• The 4th season of the television series

    The Handmaid's Tale

    is available on OCS.

  • Her story, based on the dystopian book by Margaret Atwood, traces the evolution of the totalitarian society of Gilead where, following a natural disaster, part of its inhabitants became sterile.

  • Become a symbol of the right of women to reproduction in our current society,

    The Handmaid's Tales

     is also the embodiment of a form of ecological claim.

Based on the dystopian tale of Canadian writer Margaret Atwood, the television adaptation of 

The Handmaid's Tale

tells the story of an American society, called Gilead, in which an ecological disaster plagued the planet to the point to render its inhabitants sterile. To increase its declining population, this society then forced fertile people to bear children for the wealthy ruling class.

The plot of the novel, and the series that results from it, see the cis women forced into sexual servitude to repopulate this ultra-conservative religious society.

Essentially reduced to their womb, these "maids" dressed in red dresses and white caps with blinders, have quickly become the symbol of the right of women to reproduction in our current society.

Faced with recent repression of reproductive freedoms in Ireland and Argentina, this costume has become a protest uniform during “pro-choice” demonstrations around the world.

In 2019, this garment even became one of the popular outfits to wear during protest movements.

The ecological crisis at the heart of 

The Handmaid's Tale

The threat to reproductive rights is not the only warning to be found in Margaret Atwood's dystopian tale. The environmental crisis is also one of the main threads there. The Republic of Gilead was born out of an ecological disaster, notably caused by nuclear war. The waste that remains producing uncontrollable radiation and toxic pollution contributes to the collapse of the ecosystem of Gilead.

In this context, pollution infects nature, animals, but also the human body, seriously affecting the ability of people with a uterus to have children.

For example, in Gilead, only one in four women is able to reproduce.

To fight against a decline in the population, the government therefore has two choices: force procreation or let the population decline until the extinction of humanity.

The reproductive servitude imagined by this government is then justified in the story as being a collateral damage to the attempt of this society to ensure the survival of humanity in the face of the ecological catastrophe.

Margaret Atwood, forerunner for her time?
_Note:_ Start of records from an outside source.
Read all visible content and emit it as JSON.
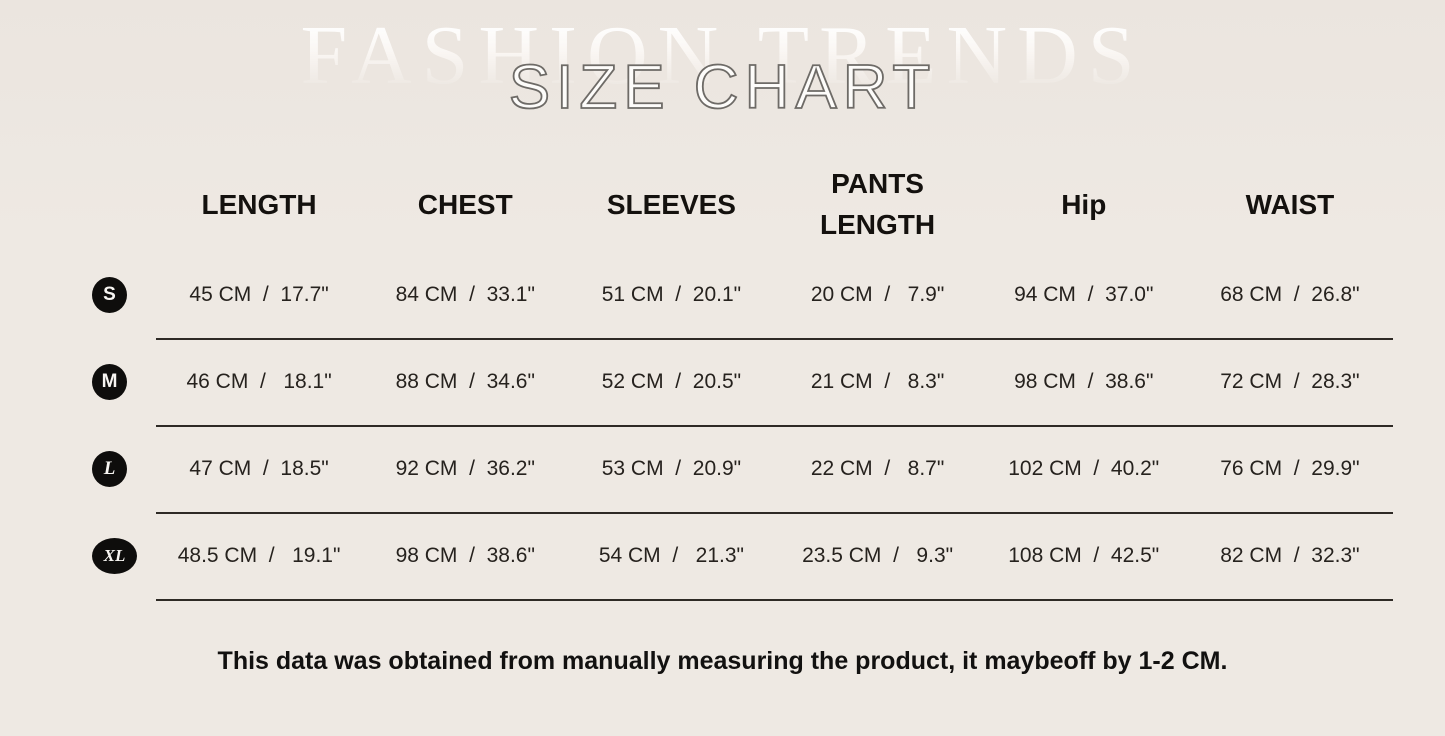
{
  "watermark": "FASHION TRENDS",
  "title": "SIZE CHART",
  "table": {
    "columns": [
      "LENGTH",
      "CHEST",
      "SLEEVES",
      "PANTS LENGTH",
      "Hip",
      "WAIST"
    ],
    "rows": [
      {
        "size": "S",
        "cells": [
          "45 CM  /  17.7\"",
          "84 CM  /  33.1\"",
          "51 CM  /  20.1\"",
          "20 CM  /   7.9\"",
          "94 CM  /  37.0\"",
          "68 CM  /  26.8\""
        ]
      },
      {
        "size": "M",
        "cells": [
          "46 CM  /   18.1\"",
          "88 CM  /  34.6\"",
          "52 CM  /  20.5\"",
          "21 CM  /   8.3\"",
          "98 CM  /  38.6\"",
          "72 CM  /  28.3\""
        ]
      },
      {
        "size": "L",
        "cells": [
          "47 CM  /  18.5\"",
          "92 CM  /  36.2\"",
          "53 CM  /  20.9\"",
          "22 CM  /   8.7\"",
          "102 CM  /  40.2\"",
          "76 CM  /  29.9\""
        ]
      },
      {
        "size": "XL",
        "cells": [
          "48.5 CM  /   19.1\"",
          "98 CM  /  38.6\"",
          "54 CM  /   21.3\"",
          "23.5 CM  /   9.3\"",
          "108 CM  /  42.5\"",
          "82 CM  /  32.3\""
        ]
      }
    ]
  },
  "note": "This data was obtained from manually measuring the product, it maybeoff by 1-2 CM.",
  "colors": {
    "background": "#eee9e3",
    "text": "#26221e",
    "divider": "#2e2a25",
    "badge_background": "#0e0d0c",
    "badge_text": "#f7f5f2",
    "title_fill": "#fdfcfa",
    "title_outline": "#6e6b67",
    "watermark": "#ffffff"
  },
  "chart_data": {
    "type": "table",
    "title": "SIZE CHART",
    "columns": [
      "LENGTH",
      "CHEST",
      "SLEEVES",
      "PANTS LENGTH",
      "Hip",
      "WAIST"
    ],
    "row_labels": [
      "S",
      "M",
      "L",
      "XL"
    ],
    "units": [
      "CM",
      "inch"
    ],
    "values_cm": {
      "LENGTH": [
        45,
        46,
        47,
        48.5
      ],
      "CHEST": [
        84,
        88,
        92,
        98
      ],
      "SLEEVES": [
        51,
        52,
        53,
        54
      ],
      "PANTS_LENGTH": [
        20,
        21,
        22,
        23.5
      ],
      "Hip": [
        94,
        98,
        102,
        108
      ],
      "WAIST": [
        68,
        72,
        76,
        82
      ]
    },
    "values_inch": {
      "LENGTH": [
        17.7,
        18.1,
        18.5,
        19.1
      ],
      "CHEST": [
        33.1,
        34.6,
        36.2,
        38.6
      ],
      "SLEEVES": [
        20.1,
        20.5,
        20.9,
        21.3
      ],
      "PANTS_LENGTH": [
        7.9,
        8.3,
        8.7,
        9.3
      ],
      "Hip": [
        37.0,
        38.6,
        40.2,
        42.5
      ],
      "WAIST": [
        26.8,
        28.3,
        29.9,
        32.3
      ]
    },
    "note": "This data was obtained from manually measuring the product, it maybeoff by 1-2 CM."
  }
}
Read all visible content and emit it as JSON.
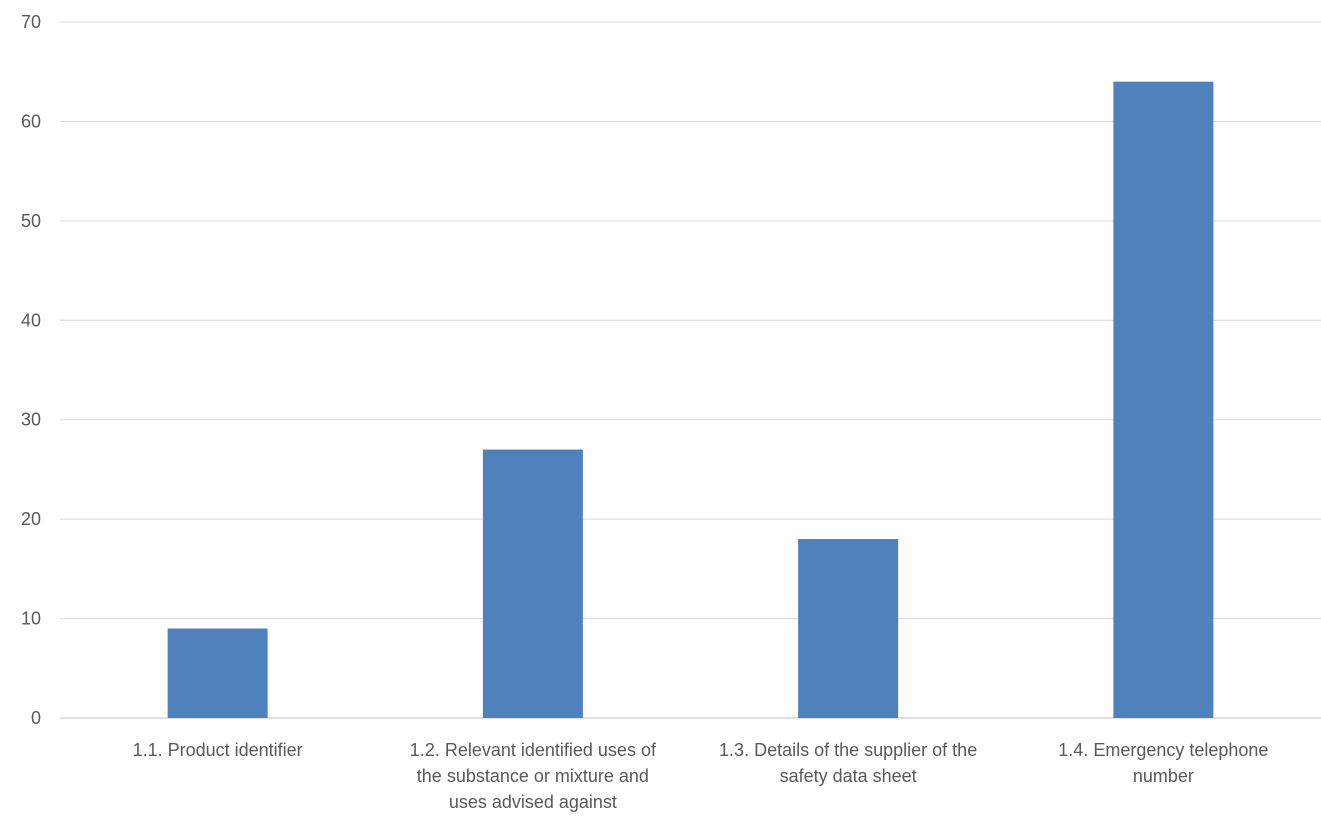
{
  "chart_data": {
    "type": "bar",
    "categories": [
      [
        "1.1. Product identifier"
      ],
      [
        "1.2. Relevant identified uses of",
        "the substance or mixture and",
        "uses advised against"
      ],
      [
        "1.3. Details of the supplier of the",
        "safety data sheet"
      ],
      [
        "1.4. Emergency telephone",
        "number"
      ]
    ],
    "values": [
      9,
      27,
      18,
      64
    ],
    "ylim": [
      0,
      70
    ],
    "yticks": [
      0,
      10,
      20,
      30,
      40,
      50,
      60,
      70
    ],
    "grid": true,
    "legend": "none",
    "bar_color": "#4f81bd",
    "title": "",
    "xlabel": "",
    "ylabel": ""
  }
}
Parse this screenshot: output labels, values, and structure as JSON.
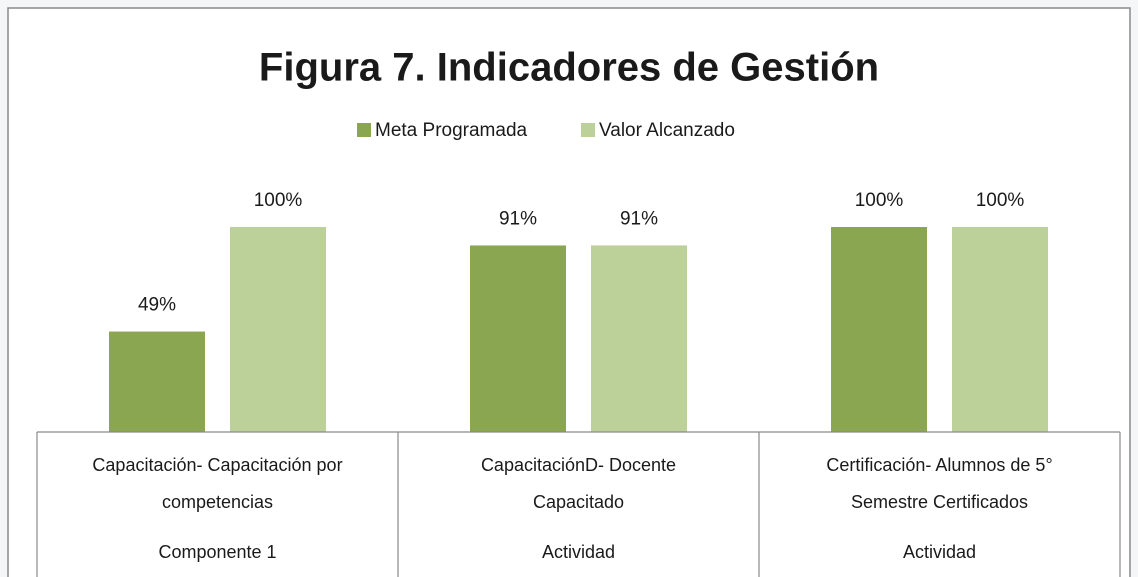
{
  "chart_data": {
    "type": "bar",
    "title": "Figura 7. Indicadores de Gestión",
    "categories": [
      "Capacitación-  Capacitación por competencias",
      "CapacitaciónD- Docente Capacitado",
      "Certificación- Alumnos de 5° Semestre Certificados"
    ],
    "groups": [
      "Componente 1",
      "Actividad",
      "Actividad"
    ],
    "series": [
      {
        "name": "Meta Programada",
        "color": "#8aa651",
        "values": [
          49,
          91,
          100
        ],
        "value_labels": [
          "49%",
          "91%",
          "100%"
        ]
      },
      {
        "name": "Valor Alcanzado",
        "color": "#bcd09a",
        "values": [
          100,
          91,
          100
        ],
        "value_labels": [
          "100%",
          "91%",
          "100%"
        ]
      }
    ],
    "legend": "top"
  }
}
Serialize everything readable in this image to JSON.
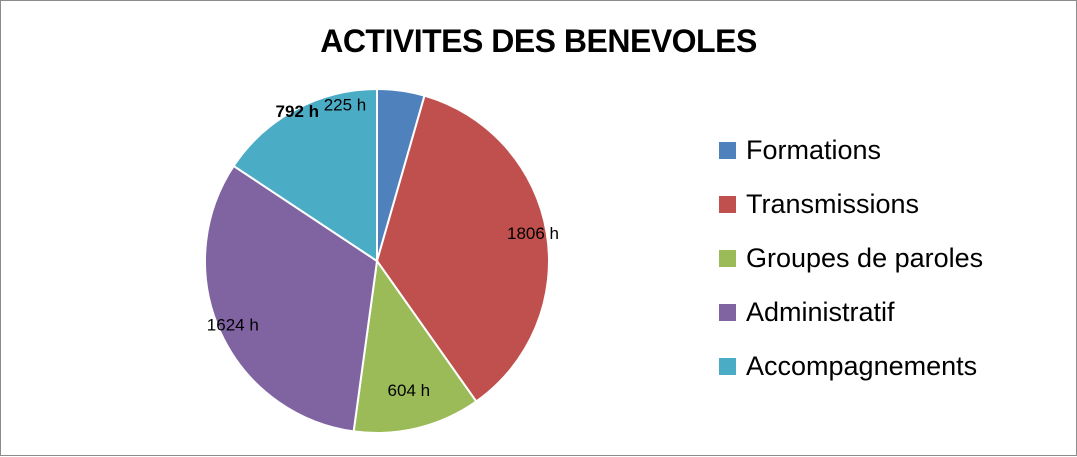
{
  "chart_data": {
    "type": "pie",
    "title": "ACTIVITES DES BENEVOLES",
    "categories": [
      "Formations",
      "Transmissions",
      "Groupes de paroles",
      "Administratif",
      "Accompagnements"
    ],
    "values": [
      225,
      1806,
      604,
      1624,
      792
    ],
    "unit": "h",
    "data_labels": [
      "225 h",
      "1806 h",
      "604 h",
      "1624 h",
      "792 h"
    ],
    "colors": [
      "#4f81bd",
      "#c0504d",
      "#9bbb59",
      "#8064a2",
      "#4bacc6"
    ],
    "legend_position": "right",
    "start_angle": "top, clockwise"
  }
}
Margaret Atwood calls most of her writing “speculative fiction,” which means that the Canadian author thinks and writes about things that may actually happen in the future, or that have already happened. It is therefore difficult not to imagine a link between the dystopian story of

The Handmaid's Tale

and the historical relationship between the environment and the control of the population in our contemporary society. Because shortly before the release of Margaret Atwood's book in 1985, the American biologist Paul R. Ehrlich already detailed in his pamphlet

The Population Bomb

(La Bombe P, 1968), his fear in the face of a demographic explosion which would lead to a planetary famine.

Margaret Atwood has worked for Amnesty International and supports the Green Party of Canada. It is therefore as a committed writer that she seizes the environmental concerns of her time - more focused on nuclear pollution and population growth - to put them at the heart of her story. But in the 21st century, these issues are more anchored in our society than ever and birth control as an ecological solution is still part of an argument defended by certain activists such as

GINKS

(Green Inclination No Kids) or

Childfree

people

who do not wish child for ecological reasons.

Asked by the American magazine

Variety

, Bruce Miller, the producer of the series, assured that the message concerning climate change would be at the heart of the fourth season of

The Handmaid's Tale

, available from April 28 on OCS.

It remains to be seen whether the story imagined by Margaret Atwood will prove to be true or not in the years to come.